Because the requirements for $p$ are the same as for Diffie-Hellman key exchange, there are ready-made, unobjectionable $p$. The $p=2^{3072}-2^{3008}-1+2^{64}\cdot(\lfloor2^{2942}\pi\rfloor+1690314)$ of the 3072-bit MODP Group of RFC 3526 is suitable (hex value below)
FFFFFFFFFFFFFFFFC90FDAA22168C234C4C6628B80DC1CD129024E088A67CC74020BBEA63B139B22514A08798E3404DDEF9519B3CD3A431B302B0A6DF25F14374FE1356D6D51C245E485B576625E7EC6F44C42E9A637ED6B0BFF5CB6F406B7EDEE386BFB5A899FA5AE9F24117C4B1FE649286651ECE45B3DC2007CB8A163BF0598DA48361C55D39A69163FA8FD24CF5F83655D23DCA3AD961C62F356208552BB9ED529077096966D670C354E4ABC9804F1746C08CA18217C32905E462E36CE3BE39E772C180E86039B2783A2EC07A28FB5C55DF06F4C52C9DE2BCBF6955817183995497CEA956AE515D2261898FA051015728E5A8AAAC42DAD33170D04507A33A85521ABDF1CBA64ECFB850458DBEF0A8AEA71575D060C7DB3970F85A6E1E4C7ABF5AE8CDB0933D71E8C94E04A25619DCEE3D2261AD2EE6BF12FFA06D98A0864D87602733EC86A64521F2B18177B200CBBE117577A615D6C770988C0BAD946E208E24FA074E5AB3143DB5BFCE0FD108E4B82D120A93AD2CAFFFFFFFFFFFFFFFF
Intentionally, for this $p$ and its 1536 to 8192-bit analogs:
- leftmost 66 bits are ones, which simplifies quotient estimation in classical modular reduction;
- rightmost 64 bits are ones, which similarly eases Montgomery arithmetic;
- most center bits are borrowed from $\pi$, and the few-digits constant is minimal to reach a safe prime, so these are nothing-up-my-sleeves numbers.
Choice of encryption key $k$ and decryption key $k'$
The requirement is that $k$ is a secret coprime with $p-1$; that is, with our choice of $p=2q+1$ with $q$ prime, that $k$ is odd and not a multiple of $q$. This ensures there exists a matching decryption key $k'$ with $k\cdot k'\equiv1\pmod{p-1}$, which in turn insures (by a straightforward application of Fermat's little theorem) that for any message representative $m$ with $0\le m<p$, ${(p^k\bmod p)}^{k'}\bmod p=m$ ; that is, encryption of $m$ with $k$ followed by decryption with $k'$ will get back to $m$.

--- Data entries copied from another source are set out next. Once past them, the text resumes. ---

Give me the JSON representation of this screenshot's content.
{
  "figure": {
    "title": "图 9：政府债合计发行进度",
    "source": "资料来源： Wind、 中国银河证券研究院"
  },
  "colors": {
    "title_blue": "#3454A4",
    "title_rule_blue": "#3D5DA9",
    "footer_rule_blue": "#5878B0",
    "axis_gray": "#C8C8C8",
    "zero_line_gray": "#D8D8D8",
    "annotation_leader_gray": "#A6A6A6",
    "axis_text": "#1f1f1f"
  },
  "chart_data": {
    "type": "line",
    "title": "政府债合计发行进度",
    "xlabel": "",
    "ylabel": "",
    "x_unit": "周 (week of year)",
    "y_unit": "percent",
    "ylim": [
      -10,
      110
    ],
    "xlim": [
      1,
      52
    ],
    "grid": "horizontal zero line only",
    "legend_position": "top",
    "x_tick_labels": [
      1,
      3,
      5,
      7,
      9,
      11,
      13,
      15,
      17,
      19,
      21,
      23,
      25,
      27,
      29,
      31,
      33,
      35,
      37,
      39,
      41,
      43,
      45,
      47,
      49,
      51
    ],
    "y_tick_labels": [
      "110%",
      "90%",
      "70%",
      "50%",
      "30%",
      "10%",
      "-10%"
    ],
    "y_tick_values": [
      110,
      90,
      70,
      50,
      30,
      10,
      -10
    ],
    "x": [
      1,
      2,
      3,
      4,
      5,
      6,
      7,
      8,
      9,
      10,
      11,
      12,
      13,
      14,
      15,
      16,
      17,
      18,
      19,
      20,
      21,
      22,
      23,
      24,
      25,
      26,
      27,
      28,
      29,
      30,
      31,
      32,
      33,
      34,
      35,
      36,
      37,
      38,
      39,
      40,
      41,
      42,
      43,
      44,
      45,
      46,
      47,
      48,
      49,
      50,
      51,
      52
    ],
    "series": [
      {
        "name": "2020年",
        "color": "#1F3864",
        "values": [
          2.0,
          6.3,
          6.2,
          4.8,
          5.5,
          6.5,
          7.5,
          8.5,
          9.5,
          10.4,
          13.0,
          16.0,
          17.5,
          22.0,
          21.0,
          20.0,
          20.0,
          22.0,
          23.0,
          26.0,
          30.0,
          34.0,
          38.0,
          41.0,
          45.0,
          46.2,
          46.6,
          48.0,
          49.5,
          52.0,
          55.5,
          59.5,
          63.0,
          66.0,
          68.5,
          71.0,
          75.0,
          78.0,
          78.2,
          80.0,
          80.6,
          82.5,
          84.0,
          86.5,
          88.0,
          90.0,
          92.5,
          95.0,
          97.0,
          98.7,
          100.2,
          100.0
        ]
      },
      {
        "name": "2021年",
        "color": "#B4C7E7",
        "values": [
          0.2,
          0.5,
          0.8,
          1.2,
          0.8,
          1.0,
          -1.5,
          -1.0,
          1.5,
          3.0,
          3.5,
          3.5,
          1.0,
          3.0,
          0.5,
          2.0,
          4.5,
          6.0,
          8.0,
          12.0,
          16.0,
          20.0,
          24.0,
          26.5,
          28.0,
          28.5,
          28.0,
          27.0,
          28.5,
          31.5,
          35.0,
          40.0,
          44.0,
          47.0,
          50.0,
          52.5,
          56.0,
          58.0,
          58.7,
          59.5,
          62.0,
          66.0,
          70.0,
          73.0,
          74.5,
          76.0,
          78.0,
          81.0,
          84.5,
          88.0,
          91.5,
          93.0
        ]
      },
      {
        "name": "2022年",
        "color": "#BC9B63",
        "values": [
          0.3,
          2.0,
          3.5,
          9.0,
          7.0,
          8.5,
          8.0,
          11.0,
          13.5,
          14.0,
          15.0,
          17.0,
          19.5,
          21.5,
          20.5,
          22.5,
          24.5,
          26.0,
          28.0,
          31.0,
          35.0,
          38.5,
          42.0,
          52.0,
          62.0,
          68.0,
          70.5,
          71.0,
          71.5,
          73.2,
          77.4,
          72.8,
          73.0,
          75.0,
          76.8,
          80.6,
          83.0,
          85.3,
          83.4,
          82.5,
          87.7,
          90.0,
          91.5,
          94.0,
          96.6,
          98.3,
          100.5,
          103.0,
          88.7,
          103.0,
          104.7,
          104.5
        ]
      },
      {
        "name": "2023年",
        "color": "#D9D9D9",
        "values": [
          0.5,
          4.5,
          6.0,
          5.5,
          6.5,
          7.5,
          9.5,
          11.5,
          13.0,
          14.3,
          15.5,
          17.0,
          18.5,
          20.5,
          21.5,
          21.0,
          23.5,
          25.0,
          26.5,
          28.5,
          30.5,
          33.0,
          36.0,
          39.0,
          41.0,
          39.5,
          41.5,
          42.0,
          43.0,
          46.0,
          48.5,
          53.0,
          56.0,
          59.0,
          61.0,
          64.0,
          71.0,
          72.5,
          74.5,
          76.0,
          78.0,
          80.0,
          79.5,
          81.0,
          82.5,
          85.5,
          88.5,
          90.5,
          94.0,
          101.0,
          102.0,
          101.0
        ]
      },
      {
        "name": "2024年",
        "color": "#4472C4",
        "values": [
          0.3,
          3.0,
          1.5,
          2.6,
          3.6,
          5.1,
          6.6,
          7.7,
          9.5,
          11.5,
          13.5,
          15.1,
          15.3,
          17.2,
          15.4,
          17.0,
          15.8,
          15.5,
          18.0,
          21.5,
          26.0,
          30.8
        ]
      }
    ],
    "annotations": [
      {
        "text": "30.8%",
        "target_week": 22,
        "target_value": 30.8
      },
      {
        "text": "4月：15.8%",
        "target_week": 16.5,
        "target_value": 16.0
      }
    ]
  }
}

It is enough to choose $k$ as a truly random odd integer in range $[1,(p-3)/2]$, or some sub-range of that (with a bare minimum of about $2^{2b}$ possible values for $b$-bit security, with no constructive proof that's enough). For example, if $p$ is $n$-bit, it is fine to draw $n-4$ random bits, append a one bit on the left and on the right to form an $(n-2)$-bit odd integer (that works regardless of endianness). What's critical is that the generator uses some unguessable entropy, and that the key $k$ (and matching $k'$ ) are kept secret, including during use. Protection against side channels is going to be a serious issue.
The decryption key $k'=k^{-1}\bmod(p-1)$ can be computed with the (half) extended Euclidean algorithm. Another method giving $k'$ is computing $k^{q-2}\bmod q$ and adding $q$ when the result is even.
Note: as stated in the question, constructing the message representative $m$ from the actual data to transmit should be done with care. A safe option would be to reuse the OAEP construction of RSA.